コトンと、彼が座っているテーブルの前にお皿を置く。




君月くんは、私のお皿を見て




「……これのどこが料理だよ。下手くそ」




『なっ……彼女の手料理をっ』



「まずなんだよこれ」


『カレー!』


「え!?」


『それくらいわかってよ!』




君月くんは、ため息をついたあと。



「かなみ、一緒に作るぞ」




『っ……先輩の私に生意気な…』




「先輩って……。俺お前より強いと思うけど?」




ニヤリと笑い、完全に馬鹿にしてる!!




「まず鬼呪装備がなぁ。……俺は黒鬼シリーズだし?差は歴然だろ」



『き、キャリアが違うよ君月くん』



「んな変わんねぇだろ」



『ふふふ、3年も違うんだよ?十分だよ』



私は彼に向かって3本の指を突き立てた。


「はぁ……アホらし」



『っ……。

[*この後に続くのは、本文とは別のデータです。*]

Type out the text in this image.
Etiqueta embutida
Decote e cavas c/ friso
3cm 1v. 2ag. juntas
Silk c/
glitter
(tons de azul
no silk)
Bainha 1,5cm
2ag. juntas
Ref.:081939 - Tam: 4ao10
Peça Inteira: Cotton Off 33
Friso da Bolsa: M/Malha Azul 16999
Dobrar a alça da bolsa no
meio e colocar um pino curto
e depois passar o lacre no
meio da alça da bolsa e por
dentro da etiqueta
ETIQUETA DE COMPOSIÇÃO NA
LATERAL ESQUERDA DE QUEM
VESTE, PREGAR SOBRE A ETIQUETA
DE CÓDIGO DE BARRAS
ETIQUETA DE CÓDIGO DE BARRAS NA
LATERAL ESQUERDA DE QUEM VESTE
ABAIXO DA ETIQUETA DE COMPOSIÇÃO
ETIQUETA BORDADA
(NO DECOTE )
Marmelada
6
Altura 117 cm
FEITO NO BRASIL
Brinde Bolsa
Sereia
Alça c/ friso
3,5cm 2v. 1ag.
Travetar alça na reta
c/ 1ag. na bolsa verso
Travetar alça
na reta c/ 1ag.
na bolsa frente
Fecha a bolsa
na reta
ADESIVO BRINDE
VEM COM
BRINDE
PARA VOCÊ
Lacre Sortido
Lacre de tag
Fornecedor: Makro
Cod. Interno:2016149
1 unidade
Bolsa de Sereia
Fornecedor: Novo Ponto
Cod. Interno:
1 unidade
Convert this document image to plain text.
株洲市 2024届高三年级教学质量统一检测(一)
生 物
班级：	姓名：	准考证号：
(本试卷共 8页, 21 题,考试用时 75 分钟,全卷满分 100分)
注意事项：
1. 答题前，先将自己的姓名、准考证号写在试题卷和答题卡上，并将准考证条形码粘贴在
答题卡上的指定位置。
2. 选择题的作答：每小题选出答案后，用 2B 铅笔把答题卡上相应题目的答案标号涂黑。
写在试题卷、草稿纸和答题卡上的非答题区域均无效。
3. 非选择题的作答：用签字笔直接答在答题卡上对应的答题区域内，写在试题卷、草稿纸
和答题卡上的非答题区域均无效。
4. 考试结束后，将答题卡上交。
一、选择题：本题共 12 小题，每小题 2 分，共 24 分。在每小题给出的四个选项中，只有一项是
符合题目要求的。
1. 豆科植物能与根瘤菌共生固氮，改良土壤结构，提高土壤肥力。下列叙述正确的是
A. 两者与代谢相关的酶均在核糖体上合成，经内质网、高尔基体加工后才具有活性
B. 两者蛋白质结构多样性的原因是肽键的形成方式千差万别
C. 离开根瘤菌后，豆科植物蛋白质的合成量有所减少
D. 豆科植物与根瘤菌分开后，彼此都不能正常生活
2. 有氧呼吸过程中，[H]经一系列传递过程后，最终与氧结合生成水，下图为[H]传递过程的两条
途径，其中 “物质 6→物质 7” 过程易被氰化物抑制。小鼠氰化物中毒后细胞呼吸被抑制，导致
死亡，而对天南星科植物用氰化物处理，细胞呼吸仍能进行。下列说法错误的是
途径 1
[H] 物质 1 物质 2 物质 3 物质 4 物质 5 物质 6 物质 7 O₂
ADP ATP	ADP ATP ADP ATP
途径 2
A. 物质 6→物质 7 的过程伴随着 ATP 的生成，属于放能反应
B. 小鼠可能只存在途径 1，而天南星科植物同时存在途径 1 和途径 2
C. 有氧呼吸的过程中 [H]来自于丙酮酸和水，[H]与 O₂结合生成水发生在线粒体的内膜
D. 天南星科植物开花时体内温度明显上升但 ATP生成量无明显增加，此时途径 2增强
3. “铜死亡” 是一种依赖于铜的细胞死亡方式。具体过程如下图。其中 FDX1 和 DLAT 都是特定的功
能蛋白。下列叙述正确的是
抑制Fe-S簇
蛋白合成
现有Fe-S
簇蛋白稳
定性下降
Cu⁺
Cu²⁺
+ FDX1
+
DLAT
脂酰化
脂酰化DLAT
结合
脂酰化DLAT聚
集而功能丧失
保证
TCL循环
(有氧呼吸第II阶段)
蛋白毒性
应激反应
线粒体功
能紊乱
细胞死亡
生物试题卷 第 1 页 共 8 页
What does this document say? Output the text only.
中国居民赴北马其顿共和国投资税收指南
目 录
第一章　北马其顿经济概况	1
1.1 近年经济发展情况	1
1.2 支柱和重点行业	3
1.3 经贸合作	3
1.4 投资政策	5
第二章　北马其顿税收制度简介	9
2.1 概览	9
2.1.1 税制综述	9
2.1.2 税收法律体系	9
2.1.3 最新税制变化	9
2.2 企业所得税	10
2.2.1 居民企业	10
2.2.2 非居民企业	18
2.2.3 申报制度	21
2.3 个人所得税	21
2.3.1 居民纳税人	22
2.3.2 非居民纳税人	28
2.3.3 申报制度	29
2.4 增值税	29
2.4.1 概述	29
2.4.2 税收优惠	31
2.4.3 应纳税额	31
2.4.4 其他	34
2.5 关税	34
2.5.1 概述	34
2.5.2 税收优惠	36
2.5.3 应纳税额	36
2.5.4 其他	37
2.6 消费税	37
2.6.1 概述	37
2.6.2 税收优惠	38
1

ま、君月くんが吸血鬼に捕まりそうになったら私が助けてあげるよ』



ふふん、と鼻を鳴らせば。




「調子乗ってんじゃねぇよ」




ドンッ





気付けば壁に追いやられていて……



『き、君月くん?先輩の私に……「うるせーよ」




唇を塞がれ、言葉は遮られてしまった。



『んっ……』




キスでわかる。



この人はとても優しいのだと。





「お前を守るのは俺なんだよ。調子乗んな」



『君月くんと私…部隊が違うからなかなか戦場では会わないよ』


「っ……じゃあ俺の前以外ではやられんな」


再びキスをする。




『また無茶なことを……』


「んだよ?かなみ先輩は簡単にやられんのかよ?」



『そういう時だけ先輩呼びして』




私は君月くんの顔を両手で覆う。




「やられるわけないでしょバーカ」



精一杯背伸びをしてキスをする。




「はっ……可愛げない彼女」



『あら?やられたほうがいいの?』



「……やられんじゃねーよ」



ギュッと抱きしめられる。




「…けど……もし捕まっても……俺が絶対助けてやる」



頼もしい後輩に育ったものだ。



なんて言ったら怒られるかな。



「お前を守るのは俺……だ」



『ん……君月くんに守ってもらうよ』





私たちは部隊は違うけど……



きっと離れていても、彼は駆けつけてくれる…なんて思っちゃうんだ。